Race Street on the Near East Side has spent years trying to position itself as an entertainment district with varying degrees of success. “Build it, and they will come” might work for imaginary baseball fields, but entertainment districts need buzz and street cred in addition to real estate. Otherwise the party crowd finds somewhere else to be young and beautiful.

Race Street has attracted art galleries, head shops, tattoo parlors, bars, organic food markets, and other businesses that cater to a young demographic. Still, the crowd count can be spotty along this approximately quarter-mile-stretch of road between Sylvania Avenue and the Six Points intersection where Riverside Drive and Race and East Belknap streets cross.

The most recent biz to open up is not hip, edgy, or trendy, but it’s a welcome addition. Good Food Co. (2919 Race St, 817-759-9988) sells basic breakfast and lunch comfort fare – bacon and eggs, chorizo, hamburgers, French fries, chicken-fried steak, chili – in a small, simple, stripped-down setting, like in the old days before everything got McDonalized. Even the prices appear to be nostalgic. Where else are you going to get a tasty, well-seasoned hamburger cooked to order by a real chef using fresh ingredients for $4.50? Cheeseburgers sell for $5. The menu offers a variety of fancier burgers with Portobello, poblano, Swiss and mushroom, and bacon for a dollar or two more.


My guest scarfed down his chili cheeseburger, remarking that he looked forward to a return visit. Yours truly was pleased but not blown away by the chicken-fried steak. The meat was thick and flavorful but overcooked, meaning it was slightly dry despite the dollop of cream gravy on top.

Customers can add French fries and a fountain drink to any burger purchase for an additional $2.25. It’s money well spent. The real hero on both of our plates was the hot, thick pile of fries. I have a method for consuming fries that goes something like this: Eat the first fry without ketchup, and if the fry tastes outstanding, eat them all dry and savor the flavor. If the first fry tastes like nothing special, then I douse them all in ketchup.

I use ketchup about 75 percent of the time – most fries can use help in the flavor department. But the wonderfully seasoned beauties at Good Food Co. needed no stinkin’ ketchup, not one drop of the red stuff. That’s a good fry.

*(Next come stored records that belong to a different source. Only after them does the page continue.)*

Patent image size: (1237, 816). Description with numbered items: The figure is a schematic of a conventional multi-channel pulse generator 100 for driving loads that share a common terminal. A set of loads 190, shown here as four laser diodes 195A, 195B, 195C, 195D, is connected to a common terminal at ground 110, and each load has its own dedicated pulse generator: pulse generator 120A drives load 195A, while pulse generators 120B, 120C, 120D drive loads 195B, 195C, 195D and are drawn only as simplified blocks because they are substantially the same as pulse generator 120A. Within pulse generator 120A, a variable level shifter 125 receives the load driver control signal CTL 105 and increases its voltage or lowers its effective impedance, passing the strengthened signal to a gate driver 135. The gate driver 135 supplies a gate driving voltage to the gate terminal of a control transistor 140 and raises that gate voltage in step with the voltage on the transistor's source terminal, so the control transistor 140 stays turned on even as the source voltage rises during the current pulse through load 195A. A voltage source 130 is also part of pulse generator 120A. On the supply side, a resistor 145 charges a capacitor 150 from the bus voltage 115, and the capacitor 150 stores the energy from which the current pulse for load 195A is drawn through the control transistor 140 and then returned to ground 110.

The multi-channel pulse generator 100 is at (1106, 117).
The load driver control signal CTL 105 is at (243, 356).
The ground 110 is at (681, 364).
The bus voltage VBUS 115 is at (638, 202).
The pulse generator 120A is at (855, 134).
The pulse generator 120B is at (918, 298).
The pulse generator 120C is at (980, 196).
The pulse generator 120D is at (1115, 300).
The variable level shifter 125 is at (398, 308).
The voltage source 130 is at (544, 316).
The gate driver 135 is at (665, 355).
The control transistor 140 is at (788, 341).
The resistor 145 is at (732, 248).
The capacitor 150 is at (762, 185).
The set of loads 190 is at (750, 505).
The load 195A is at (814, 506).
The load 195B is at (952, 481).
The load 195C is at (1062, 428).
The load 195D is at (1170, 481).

The little restaurant is the newest brainchild of two local guys: Juan Solis, owner of The Usual (1408 W Magnolia Av, 817-810-0114), and Chef Evan Williams, who introduced locals to upscale late-night fare at Black Market Bakery & Café last year in a brief timeshare with Nonna Tata’s kitchen (1400 W Magnolia Av, 817-332-0250).

On my visit to Good Food Co., Williams proved to be an engaging host as well as a capable cook. He excitedly shared his plans to transform the back part of his property into an outdoor dining area soon.

The hamburger joint sits next door to Race Street Barber Shop (921 Race St, 817-239-8866), where barbers still remove men’s stubble with straight razors. Get a haircut and step into Good Food Co. for a hamburger, fries, and Coke afterward, and you are liable to feel as if you’ve been transported to Fort Worth circa 1950s. Tell Williams, the guy in the stained chef’s shirt, that Gomer says, “Hey,” and then order a hamburger and fries and drift away to a simpler time.


  1. This location is not the “Near East Side”. It’s in The Six Points Urban Village in Riverside. When a title or phrase is capitalized it indicates it is a defined term, and there is no underlying definition for “Near East Side”. In purely geographic terms “near east side” would still be inaccurate as this area is geographically northeast Fort Worth. But as we say in Riverside, “it’s not the east side, it’s both the north side, it’s Riverside”. Thanks a ton for the good review but please get it straight.

  2. I had a typo so if you post please correct the following: “it’s not the east side, it’s not the north side, it’s Riverside”. Thanks very much!